Under Threat: Ecuador's Yasuni National Park

Under Threat: Ecuador's Yasuni National Park

Yasuni National Park is according to some studies the most biodiverse place on Earth. Situated in a unique area where the Andes meet the Amazon converging to create a hotspot for amphibians, mammals, bird and insect life to flourish. The area spans some 980,000 hectares and was made a World Biosphere Reserve in 1989. This tropical paradise is also home to indigenous Ecuadorian tribes, the Kichwa and the Waorani, some of whom live in a state of voluntary isolation in order to maintain their traditional way of life.

Yasuni is however under threat and has been for some time. Not long ago the Ecuadorian President proposed a plan to save several blocks from proposed oil drilling. The plan, called the Yasuni Ishinpingo – Tambococha – Tiputini Initiative (ITT), required the international community to provide $3.6billion to offset the losses of the area not being exploited. At the time it was a hailed as a breakthrough in international environmental protection as it was based firmly upon the concept of collective responsibility for the conservation of an area of global importance. However, this plan ended in failure, as only 0.37% of the total goal was raised, around $13 million.

The proposed drilling has been subject to more recent controversy. Earlier this year an environmental campaign launched in Ecuador collected over 700,000 signatures to trigger a national referendum on whether or not the drilling should go ahead. The figure reached was well over the limit set by the Ecuadorian Government to force a referendum but the National Election Council declared that many of those who had signed had done so under false names or that many had written their names more than once. The final decision reduced the number of signatures by almost 60% and once again the fate of the Yasuni National Park has been thrown into doubt.

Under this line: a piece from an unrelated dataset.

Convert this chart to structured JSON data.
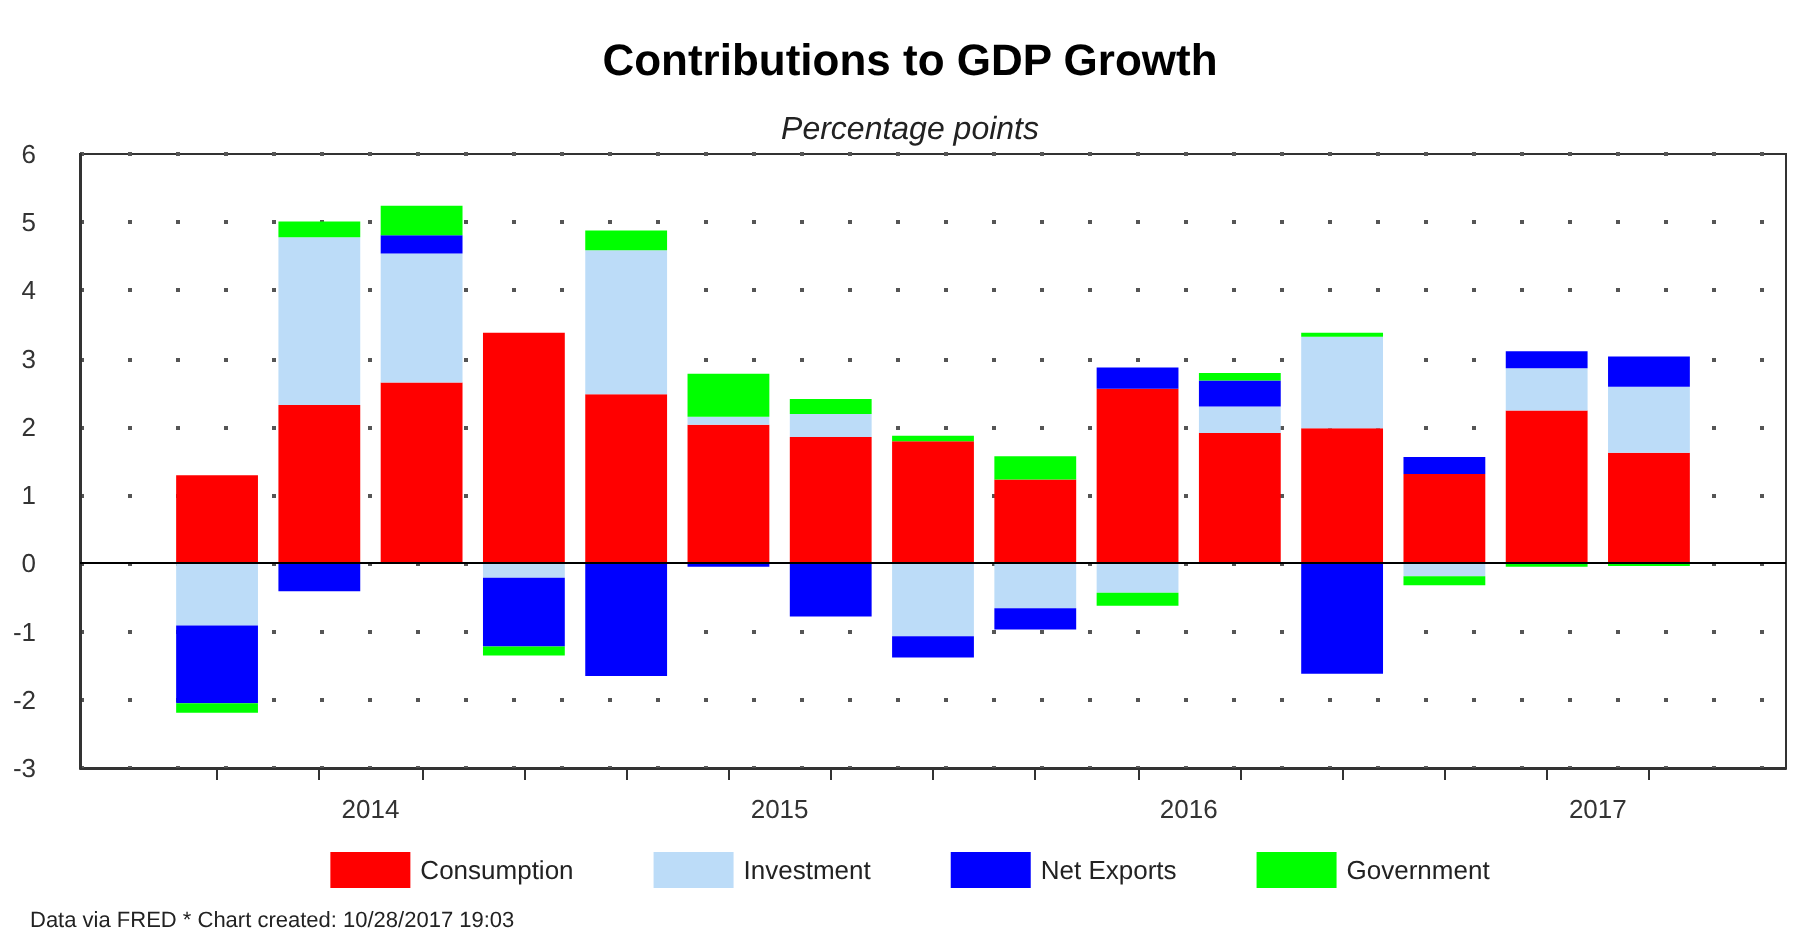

Within Ecuador the issue of Yasuni is one that divides the nation. From anecdotal sources at least there is a feeling that many from the cities, the youth, student populations and day trippers – those who love the rainforest but may not necessarily live in constant contact with it - are against the proposals. However, there is a sense that many who may benefit from the influx of opportunities that may be opened up by the plan going ahead are for it. A primary concern seems that of education and maintaining a future for next generations of Ecuadorean children. It is of course a complex situation with many more nuances than this generalized picture as a love of nature also seems prevalent throughout Ecuadorean culture.

But for sure there is also the fear of what happens when the oil runs out and like what happens to Macondo in Garbiel Garcia Marquez´s One Hundred Years of Solitude when the banana company leaves town, and those left behind question whether it was worth them ever coming at all.

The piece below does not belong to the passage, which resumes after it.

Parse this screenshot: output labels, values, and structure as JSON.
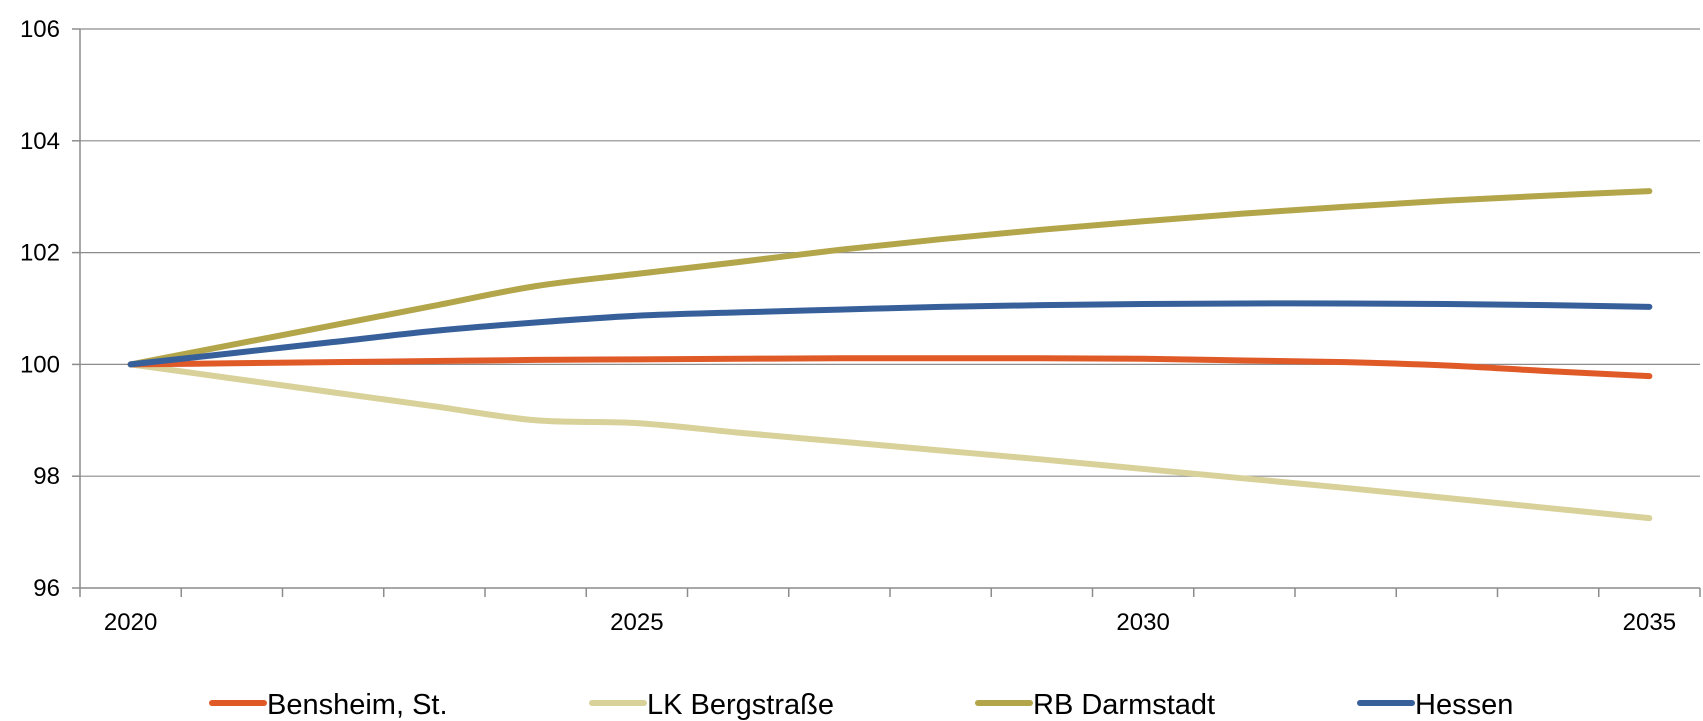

As it stands drilling is set to begin in 2016 and the area will be changed forever with irrevocable damage caused to primary rainforest, native species and the indigenous peoples who inhabit the area. This story has been replayed throughout the history of Latin America as its bountiful national resources are plundered to feed a demand that is predominantly found abroad. The Yasuni initiative offered a chance to change the plot, but sadly it was ignored by the international community – perhaps rightly as plans were being made to drill even while the initiative was still open. However, by ignoring the opportunity to set a new standard for global conservation the international community has left one of the few remaining precious areas of biodiversity open to exploitation. If this fragile and unique place, tucked away in Ecuador´s Eastern edge, cannot be saved then it does not bode well for the conservation of the Latin American rainforest. It is a burden that must be met by the international community as a whole and not only the individual countries that happen to be home to these areas of natural beauty.